1.14.2008

Flirting 101

In 2008, I resolve to hit the bar scene and get my flirt on. I know it’s unlikely that I will find the man of my dreams. I know it’s improbable that I will even find someone to date. But I want to prove to myself—someone whose previous best pick-up move was dancing yards away and giving the desired subject occasional glances, wishing and hoping and telepathically-directing oh-so-hard that he’d turn in my direction—that I can actually do it.
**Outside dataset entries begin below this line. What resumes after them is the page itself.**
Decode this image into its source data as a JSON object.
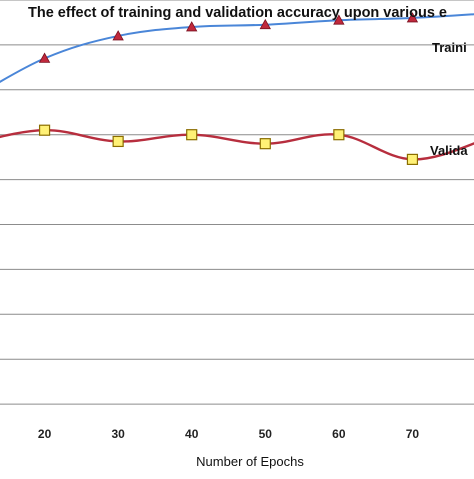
{
  "chart_data": {
    "type": "line",
    "title": "The effect of training and validation accuracy upon various e",
    "xlabel": "Number of Epochs",
    "ylabel": "",
    "x": [
      10,
      20,
      30,
      40,
      50,
      60,
      70,
      80
    ],
    "x_tick_labels": [
      "20",
      "30",
      "40",
      "50",
      "60",
      "70"
    ],
    "xlim": [
      10,
      80
    ],
    "ylim": [
      0,
      100
    ],
    "grid": true,
    "series": [
      {
        "name": "Traini",
        "color": "#4a86d8",
        "marker": "triangle",
        "marker_color": "#c0283c",
        "values": [
          78,
          87,
          92,
          94,
          94.5,
          95.5,
          96,
          97
        ]
      },
      {
        "name": "Valida",
        "color": "#b72e3e",
        "marker": "square",
        "marker_color": "#fff176",
        "values": [
          68,
          71,
          68.5,
          70,
          68,
          70,
          64.5,
          69
        ]
      }
    ]
  }
}
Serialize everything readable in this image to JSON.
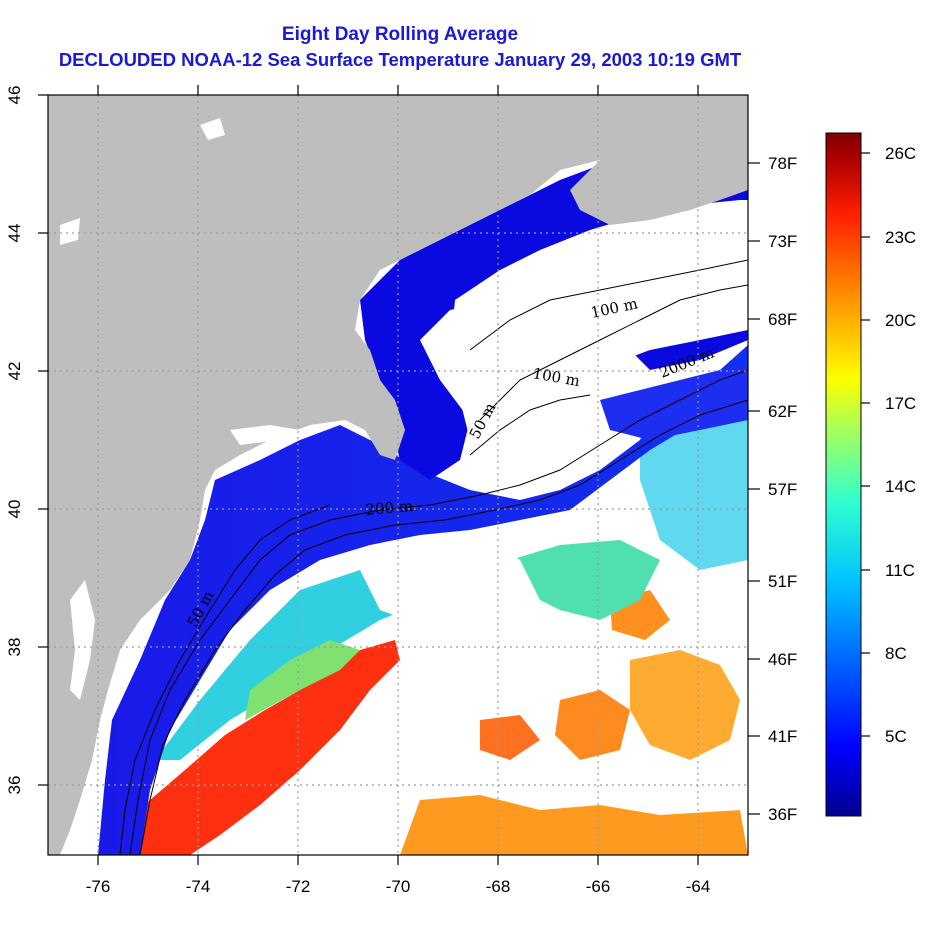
{
  "title": {
    "line1": "Eight Day Rolling Average",
    "line2": "DECLOUDED NOAA-12 Sea Surface Temperature January 29, 2003 10:19 GMT"
  },
  "map": {
    "lon_range": [
      -77,
      -63
    ],
    "lat_range": [
      35,
      46
    ],
    "lon_ticks": [
      "-76",
      "-74",
      "-72",
      "-70",
      "-68",
      "-66",
      "-64"
    ],
    "lat_ticks": [
      "36",
      "38",
      "40",
      "42",
      "44",
      "46"
    ],
    "grid": "dotted",
    "colors": {
      "land": "#bebebe",
      "cloud_no_data": "#ffffff",
      "grid": "#9a9a9a"
    },
    "contour_labels": [
      "100 m",
      "100 m",
      "2000 m",
      "50 m",
      "200 m",
      "50 m"
    ]
  },
  "fahrenheit_scale": {
    "labels": [
      "78F",
      "73F",
      "68F",
      "62F",
      "57F",
      "51F",
      "46F",
      "41F",
      "36F"
    ]
  },
  "colorbar": {
    "labels": [
      "26C",
      "23C",
      "20C",
      "17C",
      "14C",
      "11C",
      "8C",
      "5C"
    ],
    "colors": [
      "#00008f",
      "#0000ff",
      "#0060ff",
      "#00c0ff",
      "#30ffcf",
      "#a0ff60",
      "#ffff00",
      "#ff9000",
      "#ff2000",
      "#9f0000",
      "#800000"
    ]
  }
}
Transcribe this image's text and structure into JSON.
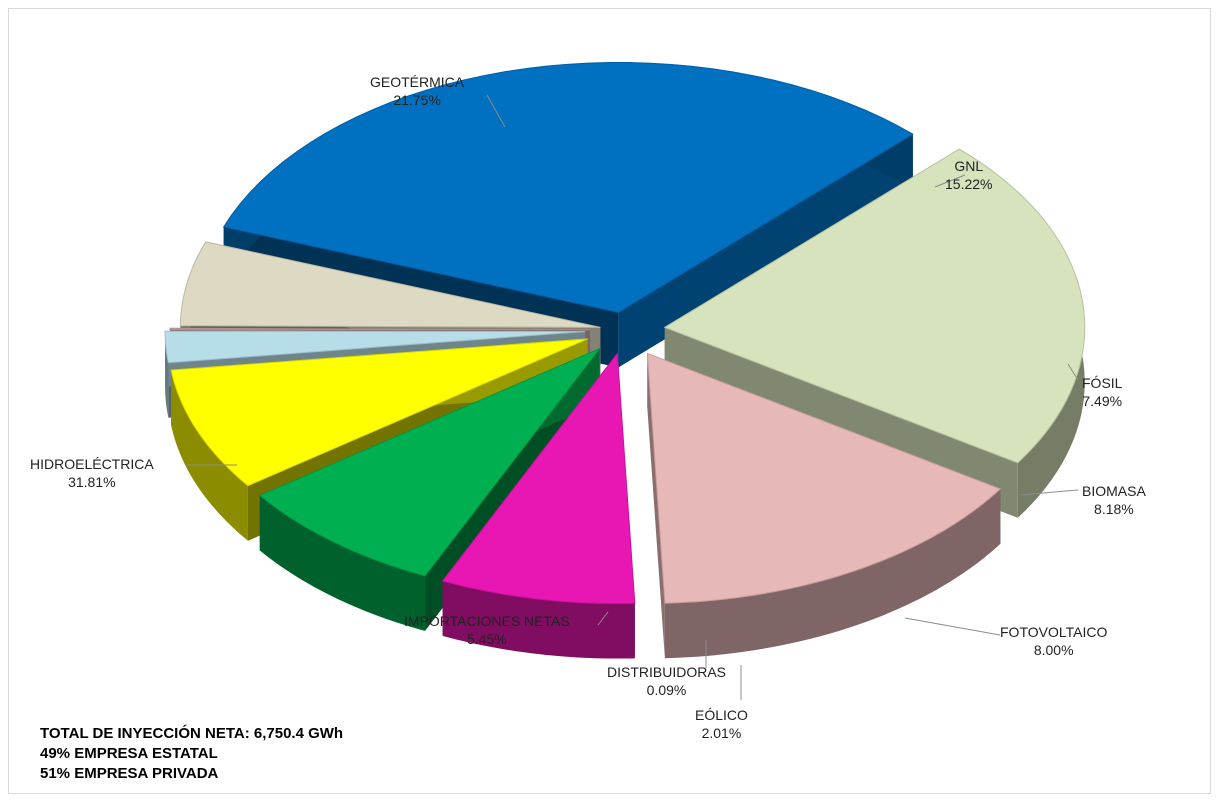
{
  "chart_data": {
    "type": "pie",
    "slices": [
      {
        "name": "HIDROELÉCTRICA",
        "value": 31.81,
        "label": "31.81%",
        "color": "#0070c0"
      },
      {
        "name": "GEOTÉRMICA",
        "value": 21.75,
        "label": "21.75%",
        "color": "#d6e3bc"
      },
      {
        "name": "GNL",
        "value": 15.22,
        "label": "15.22%",
        "color": "#e6b8b7"
      },
      {
        "name": "FÓSIL",
        "value": 7.49,
        "label": "7.49%",
        "color": "#e817b3"
      },
      {
        "name": "BIOMASA",
        "value": 8.18,
        "label": "8.18%",
        "color": "#00b050"
      },
      {
        "name": "FOTOVOLTAICO",
        "value": 8.0,
        "label": "8.00%",
        "color": "#ffff00"
      },
      {
        "name": "EÓLICO",
        "value": 2.01,
        "label": "2.01%",
        "color": "#b7dee8"
      },
      {
        "name": "DISTRIBUIDORAS",
        "value": 0.09,
        "label": "0.09%",
        "color": "#c9a6a6"
      },
      {
        "name": "IMPORTACIONES NETAS",
        "value": 5.45,
        "label": "5.45%",
        "color": "#ddd9c3"
      }
    ]
  },
  "notes": [
    "TOTAL DE INYECCIÓN NETA: 6,750.4 GWh",
    "49% EMPRESA ESTATAL",
    "51% EMPRESA PRIVADA"
  ]
}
I began the year’s challenge in perhaps the most difficult of places to start: South Beach. In Miami, the club scene pulses, but it’s the men within them that make the heart twitter: Tanned, muscled arms, squeezing out of fitted designer t-shirts, worn by naturally-olive-skinned gods who sport sunglasses atop their perfectly-molded hairdos. Every romantic accent spews from all directions: Spanish, Italian, Portuguese… even Jude Law British. Walking into a Miami Beach club is like strutting onto a runway where good-looking wannabes distinguish themselves from the real models by gawking at them. For the actual hotties, this crowd is the standard. It’s perfectly normal. Everyone else is just a tourist.

I was, of course, a tourist. And as I sat in an artsy hotel restaurant, wearing my not-good-enough-anymore Banana Republic blazer and DKNY white button-down (both purchased on clearance), I attempted to polish my flirting methods with my friends.

“It’s a crowded club,” I pitched to them, “and I have to get someone’s attention. What do I do?”

My friend Ashley looked to my eyebrows. “Can you raise them?” she asked.

I raised them.

“Not as surprised-looking,” Jen, another friend, directed.

I raised my left eyebrow, slightly and quickly. I met a chorus of oohs and aahs.

Ashley continued: “Now before you do that, give me a look—down and then up my body, like you’re checking me out.”

I glanced at her down, and then up, as told.

“Too quick,” she denounced. “You look like you’re about to fight me.”

I tried it more slowly. I scanned her body more smoothly, past her neck, breasts, and abdomen, down to the zipper of her pants, where I paused before trailing my eyes back up her stomach, chest, chin—and then her eyes. I capped the advance with my previous move: the lift of my left eyebrow.

“Yes, that’s good!” they cheered.

Excited by my progress in Flirting 101, I asked them for my next steps. “So then what?” I pushed, “Do I just wait until they approach me? Do I approach them? Do I smile?”

“No,” Ashley interrupted, “Don’t smile.”

“Why not?” I had always been told that people in clubs want to see others having a good time. (Thus the attraction, I’ve been told, behind the lone clubber, breaking into his solitary groove on the dance floor. “It’s mysterious,” others are supposed to think. “How can he be having so much fun alone? I guess I should find out…”)

“It can look sketchy. It’s… it’s… not seductive.”

Seductive? In my head, I had always thought of flirting in two ways: there’s making yourself seem so interesting that the other person demands to find out more about you, and there’s oozing sexuality with every look, step, and gesture you make (so much so that you could make a man follow you out a club without even trading words). One of them makes you a whore. A lucky one, but a whore nonetheless. I wasn’t going for whore.

Indeed, why would I be trying to be anyone else but myself? Why wouldn’t my music-loving, lights-entranced, alcohol-induced ass not be smiling and having a good time at a club? I’m a generally serious person when it comes to getting work done, but who wants to dance with an office drone? If I tried looking seductive, I’d be misperceived as being downtrodden and blue. Maybe drunkenly so. I had to let my lighter side show: A smile, a sparkle in the eyes, the Cabbage Patch on the dance floor. I decided to set aside my down-up-eyebrow move for the night and be—well—me.

Being me, apparently, does not cut it on South Beach. Three hours later, inside a club near Lincoln Road, I was dancing the night away with my girls, each of whom—surprise, surprise—had already paired up with an unassuming straight foreigner who had somehow found himself at Gay Night. I, on the other hand, had paired up with an ottoman atop which I decided to stand and dance. (I’ve danced atop chairs, tables, and counters in eight states and two countries.) And while I had my drink in my hand, a smile on my face, and my groove to boot, any visual or physical contact I attempted to make seemed to fall short of whatever it is that people wanted instead. A guy looked at me and turned away. A guy looked at me and then turned to my girls. I thought that the one guy who I had the courage to speak to was straight. It turned out he wasn’t. “I’m not straight,” he uttered in the most straightforward assertion I’ve heard in a while. He gave me the down-up look—the awkward, challenging one—and continued dancing elsewhere. Oops.


So what is it? Do people really want to be seduced? Or do they want to see you having fun? Should I even think about flirting from this perspective—that is, from thinking about what others want? Or should I forego the personal manipulations and be, plainly, me? Ideally, that’d be the easy answer. In reality, I may have to play the game.